The Newhouse Center for the Humanities Brings National Book Award Finalist Min Jin Lee to Wellesley

Author Min Jin Lee speaks to a classroom filled with students.
October 2, 2018

Why is cultural representation important? That’s one question students explored while discussing Min Jin Lee’s 2017 novel Pachinko with the author on September 27 at an event sponsored by the Newhouse Center for the Humanities for members of the Wellesley community.

Pachinko portrays a Korean family whose members end up displaced in Japan after a tumultuous colonization period, a story that resonates in particular with readers who have themselves faced discrimination. “That tension the reader feels for the character is supposed to make you invested in their future. I wanted to convert you, to make you Korean,” Lee explained to a packed room.

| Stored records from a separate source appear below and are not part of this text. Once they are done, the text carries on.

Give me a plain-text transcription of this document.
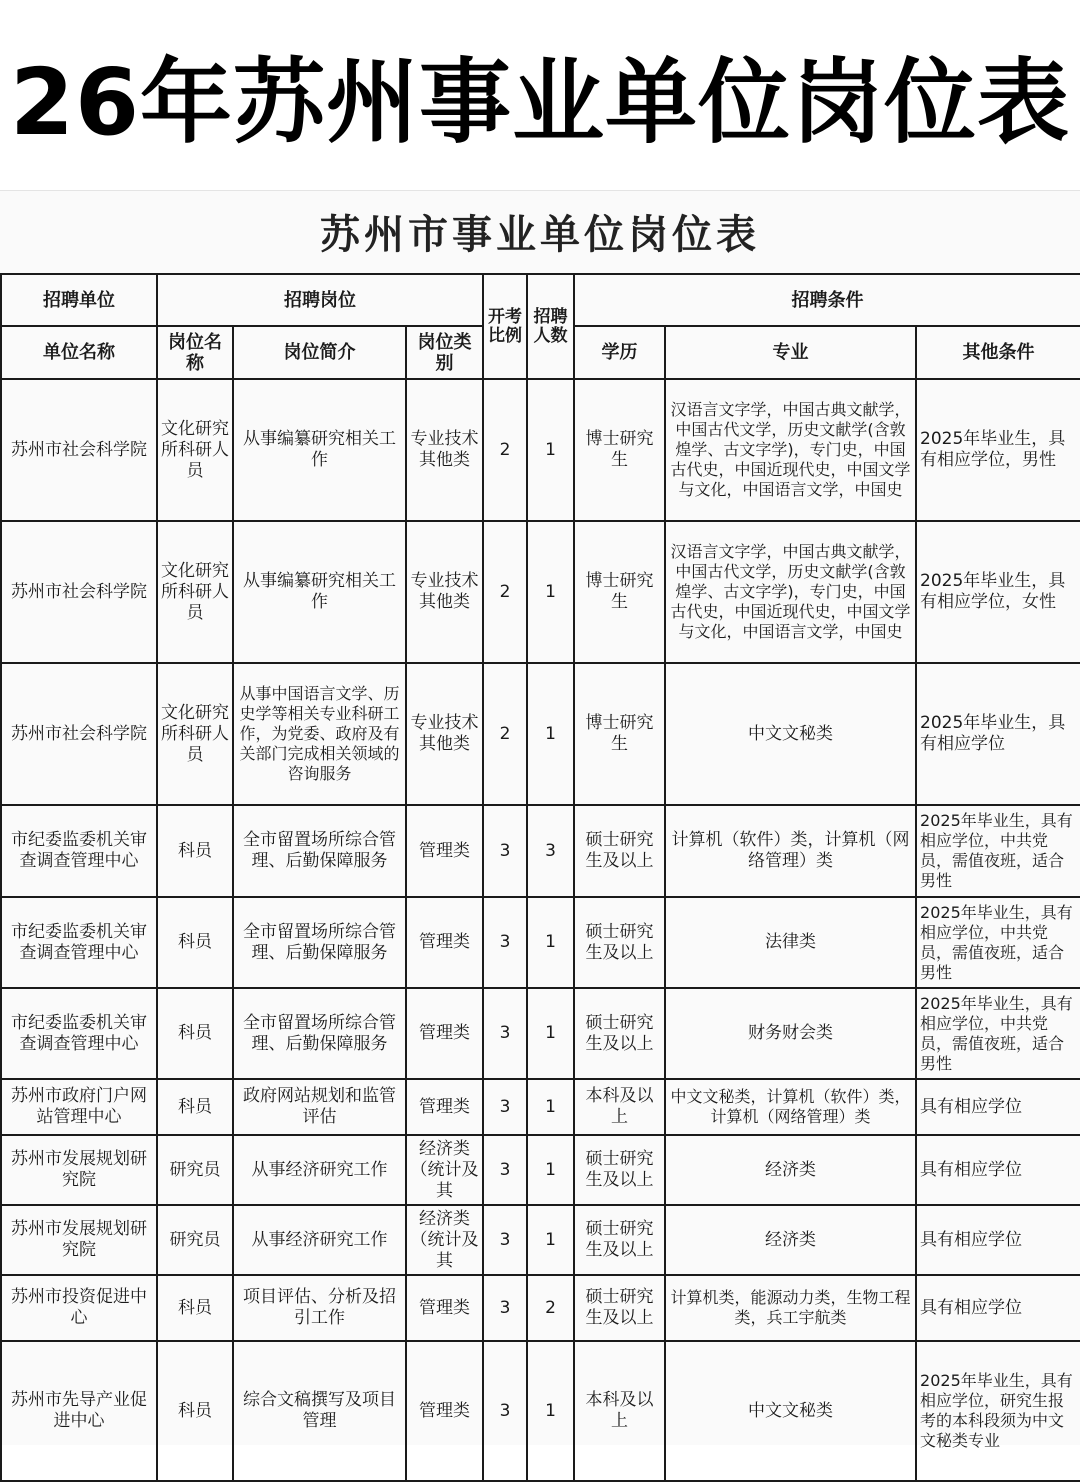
26年苏州事业单位岗位表
苏州市事业单位岗位表
招聘单位	招聘岗位			开考比例	招聘人数	招聘条件		
单位名称	岗位名称	岗位简介	岗位类别			学历	专业	其他条件
苏州市社会科学院	文化研究所科研人员	从事编纂研究相关工作	专业技术其他类	2	1	博士研究生	汉语言文字学，中国古典文献学，中国古代文学，历史文献学(含敦煌学、古文字学)，专门史，中国古代史，中国近现代史，中国文学与文化，中国语言文学，中国史	2025年毕业生，具有相应学位，男性
苏州市社会科学院	文化研究所科研人员	从事编纂研究相关工作	专业技术其他类	2	1	博士研究生	汉语言文字学，中国古典文献学，中国古代文学，历史文献学(含敦煌学、古文字学)，专门史，中国古代史，中国近现代史，中国文学与文化，中国语言文学，中国史	2025年毕业生，具有相应学位，女性
苏州市社会科学院	文化研究所科研人员	从事中国语言文学、历史学等相关专业科研工作，为党委、政府及有关部门完成相关领域的咨询服务	专业技术其他类	2	1	博士研究生	中文文秘类	2025年毕业生，具有相应学位
市纪委监委机关审查调查管理中心	科员	全市留置场所综合管理、后勤保障服务	管理类	3	3	硕士研究生及以上	计算机（软件）类，计算机（网络管理）类	2025年毕业生，具有相应学位，中共党员，需值夜班，适合男性
市纪委监委机关审查调查管理中心	科员	全市留置场所综合管理、后勤保障服务	管理类	3	1	硕士研究生及以上	法律类	2025年毕业生，具有相应学位，中共党员，需值夜班，适合男性
市纪委监委机关审查调查管理中心	科员	全市留置场所综合管理、后勤保障服务	管理类	3	1	硕士研究生及以上	财务财会类	2025年毕业生，具有相应学位，中共党员，需值夜班，适合男性
苏州市政府门户网站管理中心	科员	政府网站规划和监管评估	管理类	3	1	本科及以上	中文文秘类，计算机（软件）类，计算机（网络管理）类	具有相应学位
苏州市发展规划研究院	研究员	从事经济研究工作	经济类（统计及其	3	1	硕士研究生及以上	经济类	具有相应学位
苏州市发展规划研究院	研究员	从事经济研究工作	经济类（统计及其	3	1	硕士研究生及以上	经济类	具有相应学位
苏州市投资促进中心	科员	项目评估、分析及招引工作	管理类	3	2	硕士研究生及以上	计算机类，能源动力类，生物工程类，兵工宇航类	具有相应学位
苏州市先导产业促进中心	科员	综合文稿撰写及项目管理	管理类	3	1	本科及以上	中文文秘类	2025年毕业生，具有相应学位，研究生报考的本科段须为中文文秘类专业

The novel, a National Book Award finalist, is now a part of the curriculum of the English, comparative literature, and East Asian languages and cultures (EALC) departments thanks to Korean Student Association member Sandra Chung ’20. She read Pachinko during spring break, then encouraged Yu Jin Ko, professor of English, to read the book and to let his students know about it as well.

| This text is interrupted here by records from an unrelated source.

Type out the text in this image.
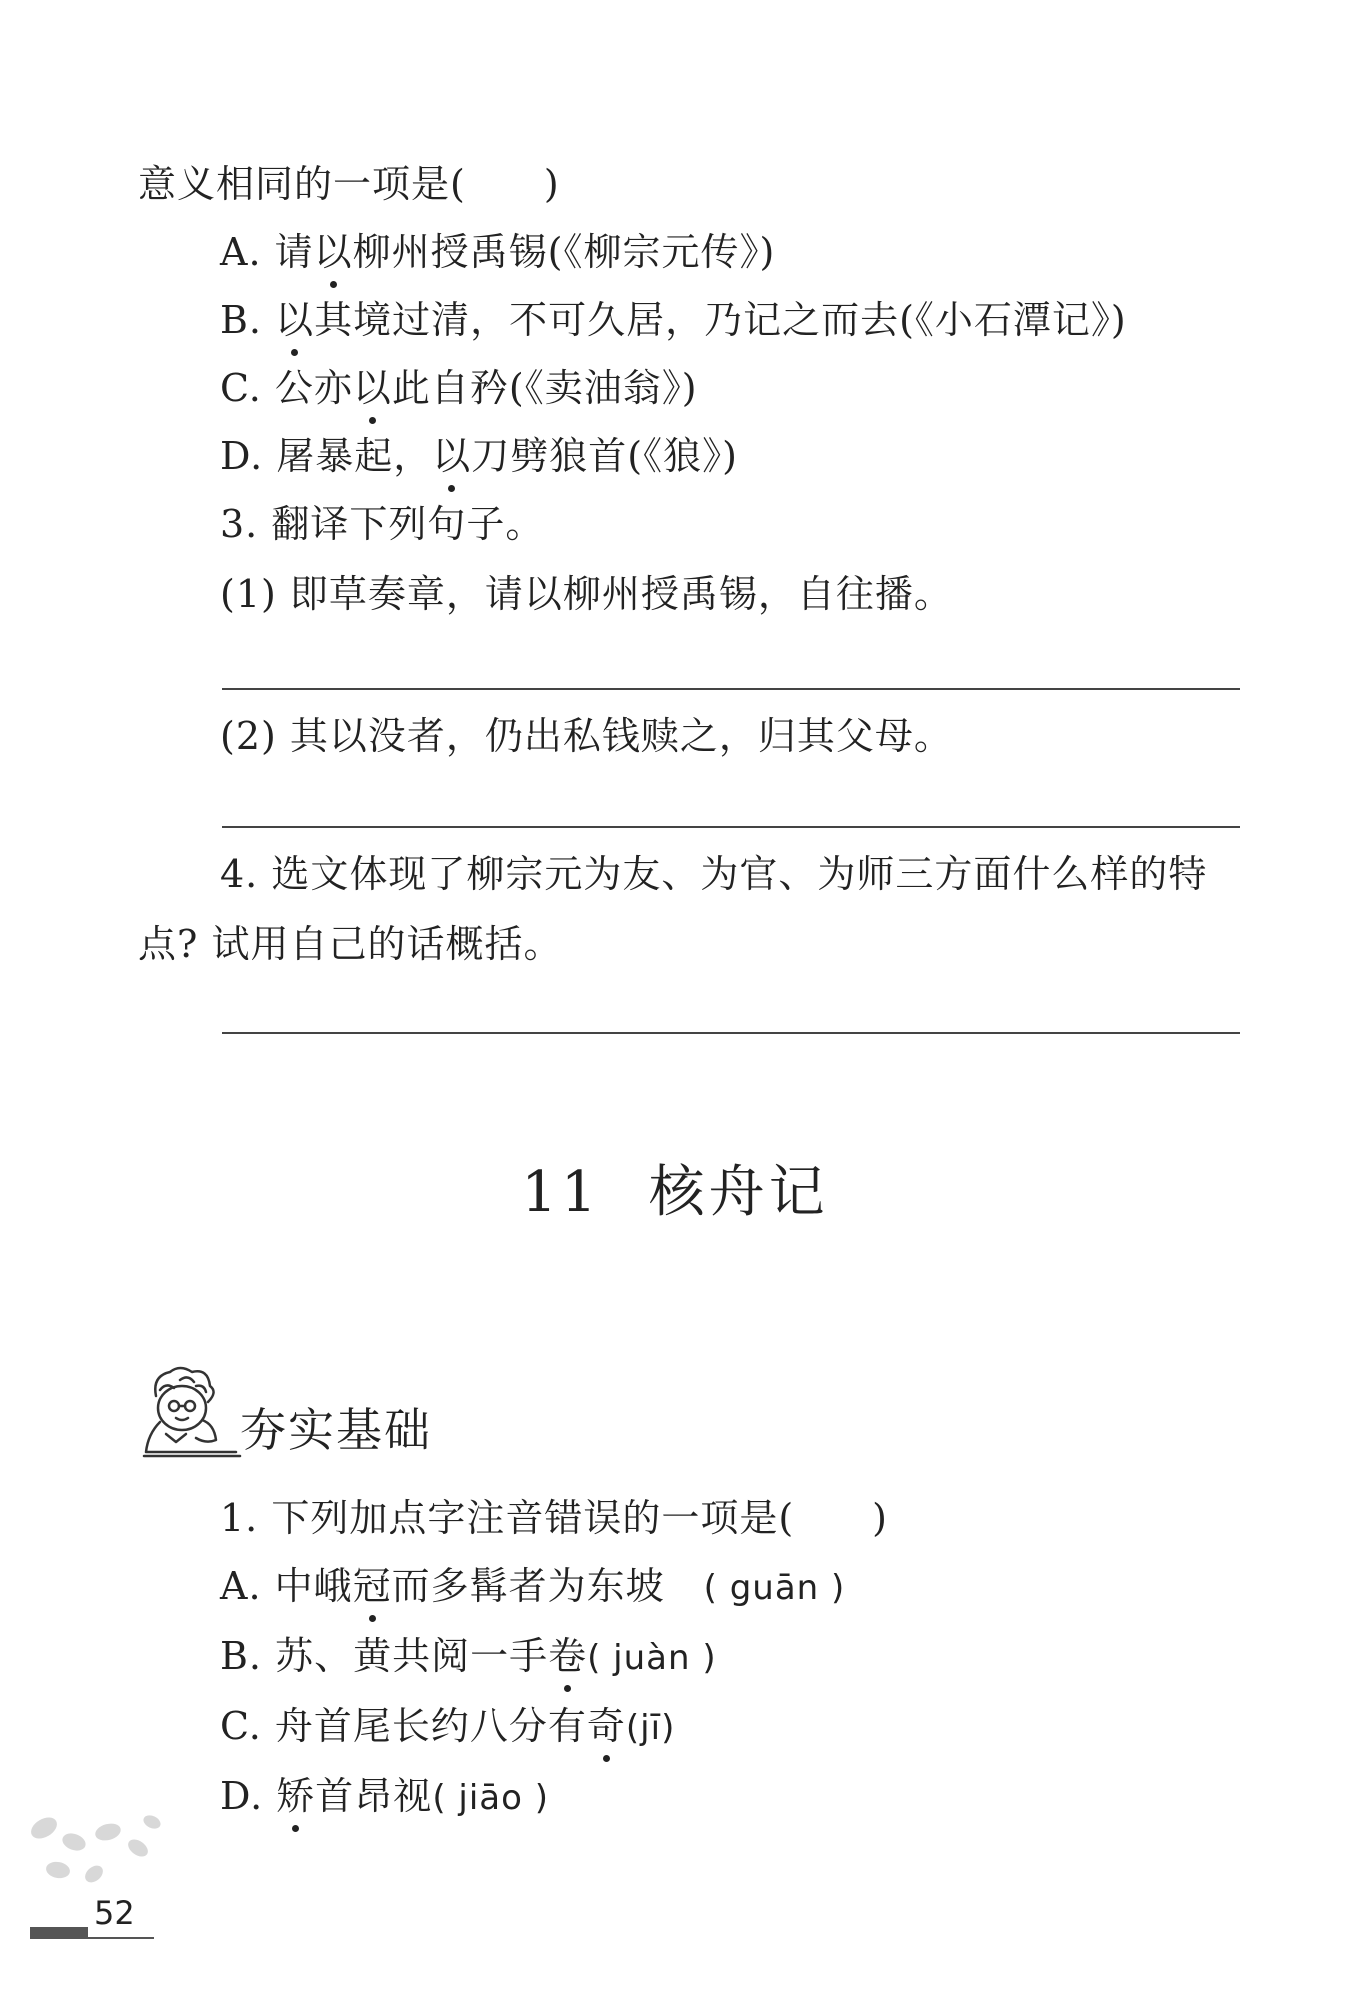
意义相同的一项是(　　)
A. 请以柳州授禹锡(《柳宗元传》)
B. 以其境过清，不可久居，乃记之而去(《小石潭记》)
C. 公亦以此自矜(《卖油翁》)
D. 屠暴起，以刀劈狼首(《狼》)
3. 翻译下列句子。
(1) 即草奏章，请以柳州授禹锡，自往播。
(2) 其以没者，仍出私钱赎之，归其父母。
4. 选文体现了柳宗元为友、为官、为师三方面什么样的特
点? 试用自己的话概括。
11 核舟记
夯实基础
1. 下列加点字注音错误的一项是(　　)
A. 中峨冠而多髯者为东坡　( guān )
B. 苏、黄共阅一手卷( juàn )
C. 舟首尾长约八分有奇(jī)
D. 矫首昂视( jiāo )
52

But Chung wanted more. “I knew I had to bring Min Jin Lee to Wellesley,” she said.

“Sandra first suggested that we invite Min to celebrate the beginning of our academic year,” said Eve Zimmerman, associate professor of Japanese and the new director of the Newhouse Center. During the summer Chung, Ko, Sun-Hee Lee, professor of Korean and head of EALC, and Zimmerman worked to bring Lee to Wellesley to kick off the Newhouse Center’s fall events lineup.

At the event, after Lee read an excerpt of Pachinko, she answered questions about the book from the audience. For many, the characters’ resolution to remain optimistic despite the institutional racism leveled against them left them perplexed. Lee answered, “I wanted to show people how to love in the face of hate.”

Zimmerman, who this fall also began teaching Pachinko in her EALC course, The Girl in Modern East Asian Culture, remarked, "I haven't ever seen students this excited by historical fiction before."